To identify outliers in a more systematic way we
removed years that had the largest change (increase or decrease) in the
DJIA in the range 1950 to 2014 by removing them from the sum in equation
(5). We choose to remove the years
associated with the three largest positive and the three largest negative
changes. This repetition function is shown in
Figure A6(c) and the periodic pattern is intact and similar to Figure
A6(a). Thus outliers as defined
above do not play a major role in producing this periodicity.

Figure A6. The repetition function for the DJIA
index (1950-2014) for selected circumstances. The tk of
equation (5) are set equal to the first business day of each year. a) The repetition function for the
time-span 1950-2014. b) Two outlier
years (1987, 1998) are removed, c) six outlier years (1954, 1958,
1966, 1974, 1975, 2008) are removed,
d) six outlier years (1987, 1989, 1997, 2001, 2002, 2008) are
removed from the sum in equation (5).
The vertical dashed lines indicate the yearly minima and the sloping
dashed lines are the trend lines, third term of equation (3).

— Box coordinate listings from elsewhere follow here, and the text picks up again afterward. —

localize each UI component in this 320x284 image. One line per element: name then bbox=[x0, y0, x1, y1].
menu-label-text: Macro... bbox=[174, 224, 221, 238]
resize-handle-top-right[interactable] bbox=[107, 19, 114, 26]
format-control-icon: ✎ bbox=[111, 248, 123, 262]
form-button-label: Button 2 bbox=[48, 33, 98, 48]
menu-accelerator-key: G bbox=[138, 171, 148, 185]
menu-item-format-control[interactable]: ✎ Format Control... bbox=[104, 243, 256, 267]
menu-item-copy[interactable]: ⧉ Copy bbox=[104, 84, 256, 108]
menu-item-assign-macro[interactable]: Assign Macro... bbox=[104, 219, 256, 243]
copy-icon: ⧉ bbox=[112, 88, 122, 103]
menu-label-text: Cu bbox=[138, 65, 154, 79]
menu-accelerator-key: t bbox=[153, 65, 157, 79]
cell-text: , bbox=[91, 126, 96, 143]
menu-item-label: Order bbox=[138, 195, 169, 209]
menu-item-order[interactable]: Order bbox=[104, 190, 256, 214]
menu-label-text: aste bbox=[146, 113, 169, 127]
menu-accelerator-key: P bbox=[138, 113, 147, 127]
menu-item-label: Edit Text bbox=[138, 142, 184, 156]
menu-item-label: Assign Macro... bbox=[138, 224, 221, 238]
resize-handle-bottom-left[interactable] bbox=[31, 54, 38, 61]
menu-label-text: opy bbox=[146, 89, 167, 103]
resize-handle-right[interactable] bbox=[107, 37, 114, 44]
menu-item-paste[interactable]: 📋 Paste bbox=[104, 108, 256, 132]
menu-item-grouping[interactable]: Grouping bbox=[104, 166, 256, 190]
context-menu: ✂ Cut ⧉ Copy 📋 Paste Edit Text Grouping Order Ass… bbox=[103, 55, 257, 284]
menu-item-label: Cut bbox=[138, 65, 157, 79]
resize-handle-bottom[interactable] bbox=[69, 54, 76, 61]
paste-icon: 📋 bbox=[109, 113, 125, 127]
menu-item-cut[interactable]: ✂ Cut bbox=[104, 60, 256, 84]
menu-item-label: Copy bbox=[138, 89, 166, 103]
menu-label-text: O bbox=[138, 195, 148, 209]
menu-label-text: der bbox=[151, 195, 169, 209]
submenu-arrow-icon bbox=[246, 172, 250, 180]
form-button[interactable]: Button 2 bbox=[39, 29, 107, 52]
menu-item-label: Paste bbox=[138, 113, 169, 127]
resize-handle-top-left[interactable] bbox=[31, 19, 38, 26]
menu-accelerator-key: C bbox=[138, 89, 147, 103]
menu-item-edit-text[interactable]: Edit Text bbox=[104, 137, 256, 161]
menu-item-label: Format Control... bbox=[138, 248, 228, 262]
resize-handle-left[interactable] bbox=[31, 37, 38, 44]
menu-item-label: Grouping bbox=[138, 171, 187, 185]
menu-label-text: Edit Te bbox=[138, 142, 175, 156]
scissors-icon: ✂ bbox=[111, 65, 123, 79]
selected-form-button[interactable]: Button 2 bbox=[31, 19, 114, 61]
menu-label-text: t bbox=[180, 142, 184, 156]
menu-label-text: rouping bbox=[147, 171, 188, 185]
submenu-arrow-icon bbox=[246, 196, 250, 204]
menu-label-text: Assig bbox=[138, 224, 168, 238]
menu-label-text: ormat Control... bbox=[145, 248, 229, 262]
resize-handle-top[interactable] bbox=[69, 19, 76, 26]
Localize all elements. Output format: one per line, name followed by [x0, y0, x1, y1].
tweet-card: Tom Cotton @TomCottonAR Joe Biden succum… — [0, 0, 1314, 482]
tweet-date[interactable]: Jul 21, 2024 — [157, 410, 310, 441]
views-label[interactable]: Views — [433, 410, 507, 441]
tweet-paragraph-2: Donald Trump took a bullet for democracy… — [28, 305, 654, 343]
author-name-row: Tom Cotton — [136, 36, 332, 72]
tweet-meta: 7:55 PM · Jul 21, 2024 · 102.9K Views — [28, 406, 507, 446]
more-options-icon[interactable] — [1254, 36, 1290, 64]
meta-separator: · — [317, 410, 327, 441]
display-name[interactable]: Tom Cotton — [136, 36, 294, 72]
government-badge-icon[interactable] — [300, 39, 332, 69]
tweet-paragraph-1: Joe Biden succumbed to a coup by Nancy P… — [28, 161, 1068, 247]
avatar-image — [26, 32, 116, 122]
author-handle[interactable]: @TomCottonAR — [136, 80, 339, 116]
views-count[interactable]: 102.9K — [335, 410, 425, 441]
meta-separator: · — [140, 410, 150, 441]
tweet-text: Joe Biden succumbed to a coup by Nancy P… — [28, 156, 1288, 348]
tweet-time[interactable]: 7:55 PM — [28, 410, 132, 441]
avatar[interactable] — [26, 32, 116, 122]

To test the robustness of the hypothesis that
outliers do not play a major role in producing the periodic term we define
outliers in an alternative way. The
distribution of percent changes in the form of a probability density
function (PDF) is first determined.
We have performed this analysis for three cases: looking at the
frequency of percent changes over one day, one month, and three months. As other workers have already shown (Gopikrishnan et al., 1998) we find that
each of these PDF’s is not a normal distribution and so deviations from a
normal distribution cannot be used to identify outliers. Plotting the PDF on a logarithmic scale
reveals approximate power law behavior of the tails as seen by other
workers (Gopikrishnan et al., 1998; Pan and Sinha,
2007; Mu and Zhou, 2010). For
the largest percent increases and decreases each of these PDF’s show some
deviation from a smooth curve. An
example for the case of the PDF for one-day changes is shown in Figure A7
and the largest deviations occur for price changes greater than or equal to
6.9 %. Thus we define all years that
contain a day where the change in price (increase or decrease) is greater
than or equal to 6.9 % to be outliers and these are indicated by the
labeled bracket.
These years are removed from the summation of equation (5) by removing the appropriate tk. Figure A6(d) shows the repetition function after removal of these
outlier years. The periodic term is
intact though somewhat reduced indicating these outliers are not the only
years that play a role in producing this pattern.

Figure A7. The
frequency of percent changes for a time interval of a day for the DJIA
index for the time-span 1950-2014. The increments of change in price are
one quarter percent and the plot is in a log-log form. The green squares are price increases and
the red triangles are price decreases.
Power law behavior is observed for large % changes as indicated by
the dashed line.
Gopikrishnan P, Meyer M, Amaral LAN, Stanley HE. 1998. Inverse cubic
law for the distribution of stock price variations. Eur. Phys.
Jour. B3, 139-140.
Maberly ED, Pierce RM. 2004. Stock
Market Efficiency Withstands another Challenge: Solving the “Sell in May/Buy
after Halloween” Puzzle. Econ Journal Watch 1, 29-46.
Mu G-H, Zhou W-X. 2010. Tests of Nonuniversality of the Stock Return Distributions in an
Emerging Market. Phys. Rev. E 82,
066103. http://dx.doi.org/10.1103/PhysRevE.82.066103
Pan RK, Sinha S. 2007. Self-Organization of Price Fluctuation
Distribution in Evolving Markets. Europhys. Lett.
77, 58004. doi:
10.1209/0295-5075/77/58004
Outlier
years identified in the range 1950-2014 using this alternative definition
are: 1987, 1989, 1997, 2001, 2002, 2008.